Monday, Dec. 26, 1927

Coal Party

Secretary of Labor James John Davis gave a party but nobody of real importance came. He meant it to be a peace party to settle the troubles of the coal industry.

Representatives of the United Mine Workers came, led by John L. Lewis, their president. It was at their reiterated request (TIME, Nov. 28, Dec. 5) that Secretary Davis had issued his invitations. With some 100,000 members on unsuccessful strike since last spring in bituminous Pennsylvania, West Virginia and Ohio, the United Mine workers had passed from anger to anxiety to anguish.

But when Secretary Davis telegraphed potent mine operators in the strike area, begging them to to use his office as a meeting room to reach an agreement with Labor, most of of them declined.

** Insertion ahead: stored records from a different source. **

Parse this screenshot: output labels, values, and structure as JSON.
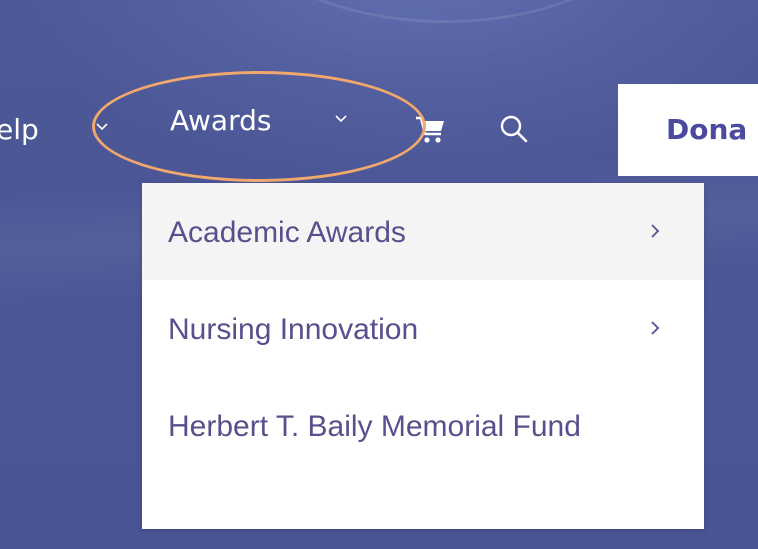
{
  "nav": {
    "help_label": "elp",
    "awards_label": "Awards",
    "donate_label": "Dona",
    "icons": {
      "help_chevron": "chevron-down-icon",
      "awards_chevron": "chevron-down-icon",
      "cart": "cart-icon",
      "search": "search-icon"
    }
  },
  "dropdown": {
    "items": [
      {
        "label": "Academic Awards",
        "has_submenu": true,
        "highlighted": true
      },
      {
        "label": "Nursing Innovation",
        "has_submenu": true,
        "highlighted": false
      },
      {
        "label": "Herbert T. Baily Memorial Fund",
        "has_submenu": false,
        "highlighted": false
      }
    ]
  },
  "colors": {
    "background": "#4f5a9b",
    "nav_text": "#ffffff",
    "menu_text": "#5a4f8c",
    "donate_text": "#4c4a9f",
    "highlight_annotation": "#f1a86c",
    "menu_hover": "#f4f4f5"
  }
}
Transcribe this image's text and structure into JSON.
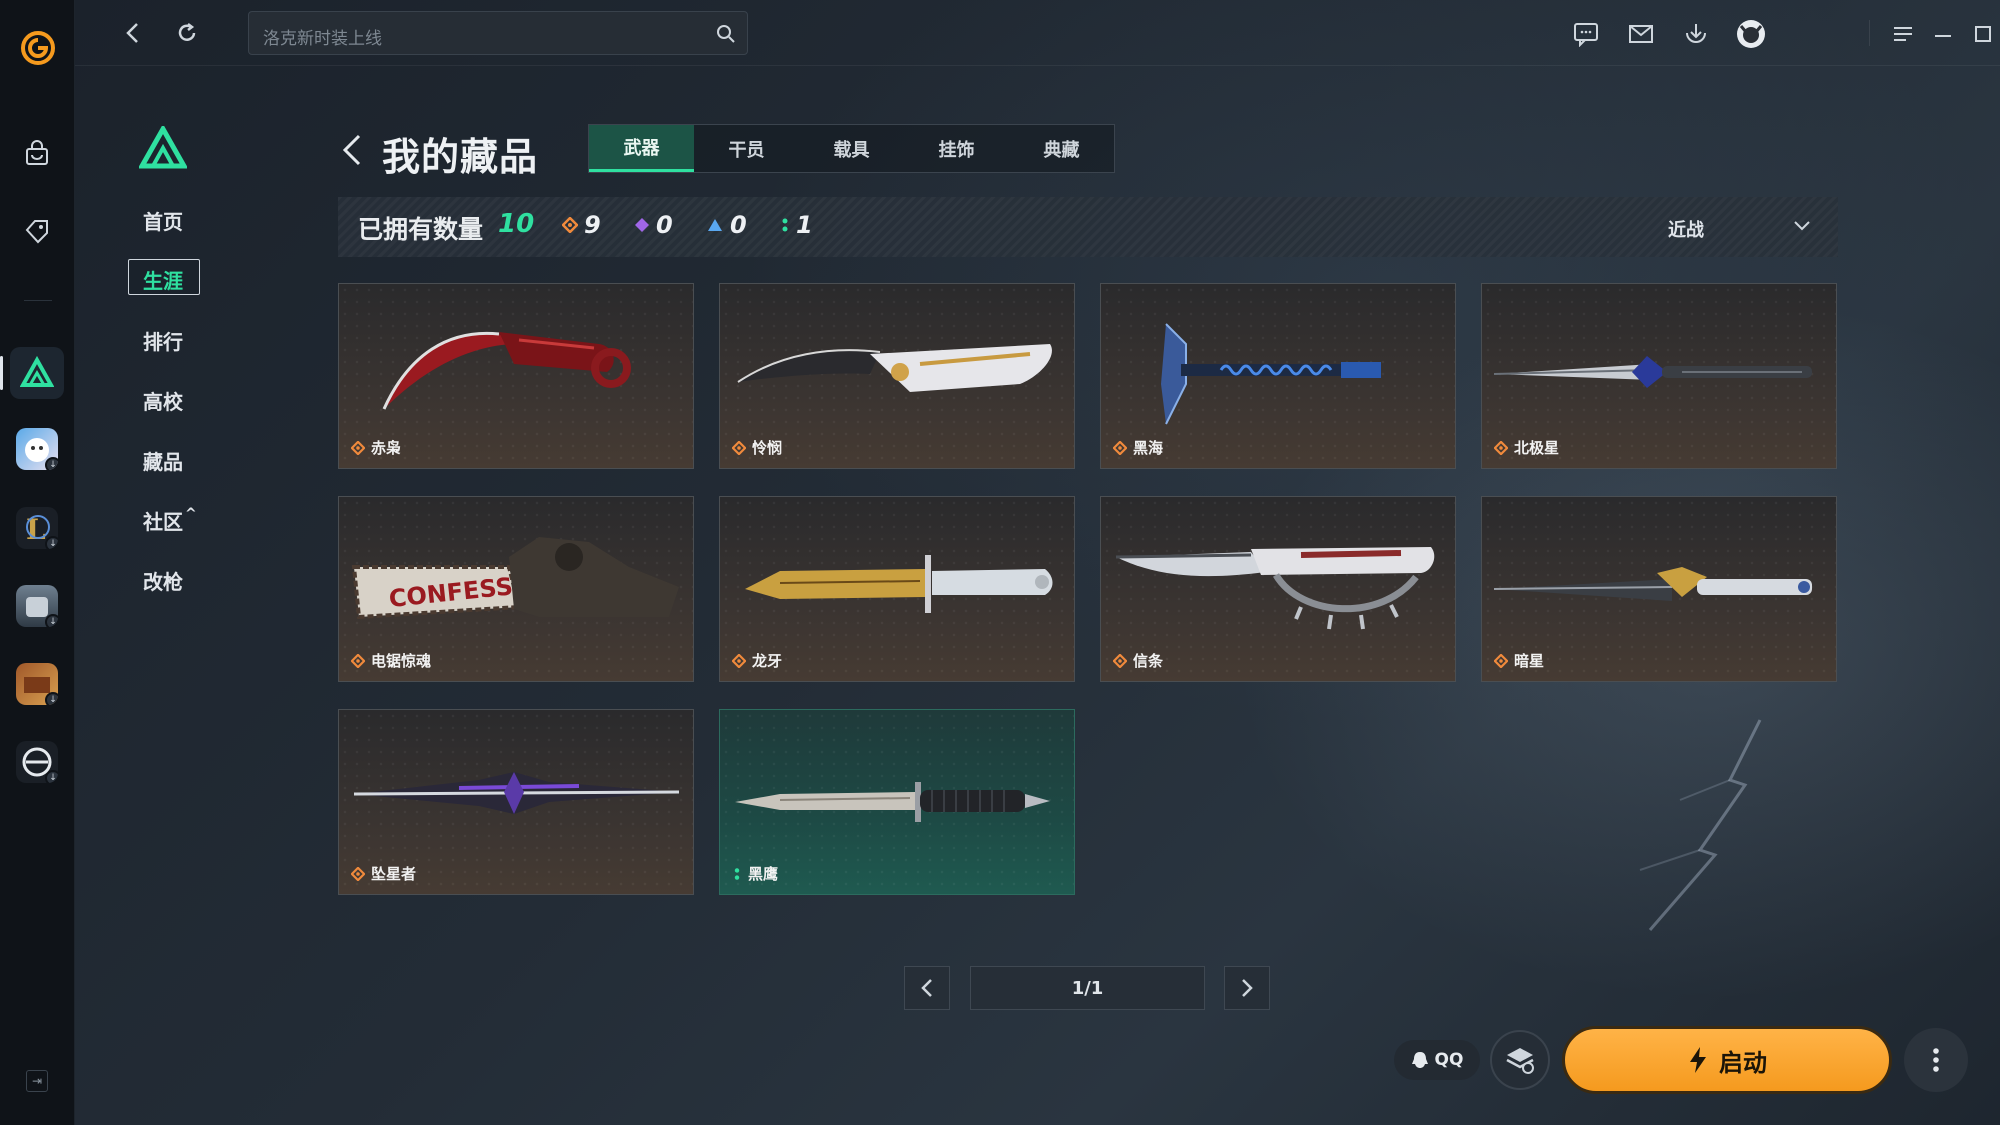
{
  "search": {
    "placeholder": "洛克新时装上线"
  },
  "side_menu": {
    "items": [
      {
        "label": "首页"
      },
      {
        "label": "生涯",
        "active": true
      },
      {
        "label": "排行"
      },
      {
        "label": "高校"
      },
      {
        "label": "藏品"
      },
      {
        "label": "社区"
      },
      {
        "label": "改枪"
      }
    ],
    "community_chevron": "^"
  },
  "header": {
    "title": "我的藏品",
    "tabs": [
      {
        "label": "武器",
        "active": true
      },
      {
        "label": "干员"
      },
      {
        "label": "载具"
      },
      {
        "label": "挂饰"
      },
      {
        "label": "典藏"
      }
    ]
  },
  "stats": {
    "owned_label": "已拥有数量",
    "owned_value": "10",
    "rarities": [
      {
        "icon": "orange-diamond-icon",
        "color": "#f08a3c",
        "count": "9"
      },
      {
        "icon": "purple-diamond-icon",
        "color": "#a066e8",
        "count": "0"
      },
      {
        "icon": "blue-triangle-icon",
        "color": "#5aa8f0",
        "count": "0"
      },
      {
        "icon": "green-dots-icon",
        "color": "#2fe0a0",
        "count": "1"
      }
    ],
    "filter": "近战"
  },
  "items": [
    {
      "name": "赤枭",
      "rarity": "orange"
    },
    {
      "name": "怜悯",
      "rarity": "orange"
    },
    {
      "name": "黑海",
      "rarity": "orange"
    },
    {
      "name": "北极星",
      "rarity": "orange"
    },
    {
      "name": "电锯惊魂",
      "rarity": "orange"
    },
    {
      "name": "龙牙",
      "rarity": "orange"
    },
    {
      "name": "信条",
      "rarity": "orange"
    },
    {
      "name": "暗星",
      "rarity": "orange"
    },
    {
      "name": "坠星者",
      "rarity": "orange"
    },
    {
      "name": "黑鹰",
      "rarity": "green"
    }
  ],
  "pagination": {
    "label": "1/1"
  },
  "bottom": {
    "qq_label": "QQ",
    "launch_label": "启动"
  },
  "colors": {
    "accent": "#2fe0a0",
    "launch": "#f59a1e",
    "orange_rarity": "#f08a3c"
  }
}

Potent operators have organized their mines with non-union labor since last spring. Wages are where they (the operators) want them. Such operators congratulate themselves on having "broken Labor's stranglehold on the industry "

Secretary Davis sent out a second batch of telegrams. A few "big fellows" who wanted to be courteous to the Administration accepted./- But the handful of operators who turned up in Washington were mostly "little fellows" who feel the coal industry's ailment almost as painfully as Labor feels it.

Three United Mine Workers, three operators and Secretary Davis constituted the committee which did most of the actual conferring. When they had finished Secretary Davis issued statements. His points: 1) "It is useless for small operators to attend any conference unless the major operators attend and agree to remedial measures." 2) Congress alone has power to force the coal industry out of the morass in which it now is." 3) "The morass" is overdevelopment: too many mines, too many miners. 4) Left alone, the strongest, operators would survive the present cut-throat competition "at fearful cost to those too weak to survive and with further hardship to labor during the process." 5) President Coolidge has repeatedly suggested setting up a federal board to arbitrate in coal emergencies, but-- 6) "As emergency is a chronic state in coal," perhaps such a board had better regulate as well as arbitrate. 7) Perhaps the most advisable step of all would be for the operators to appoint an umpire or high commissioner, as in the cinema and baseball industries. Said Secretary Davis: "If ever an industry needed a Tsar, coal is that industry." 8) "The man selected would have to be one of ability, courage, decision and heart; a man of the type of Charles Evans Hughes."

/-Secretary of the Treasury Mellon is privately close to large bituminous interests. No list of the operators attending Secretary Davis' conference was made public.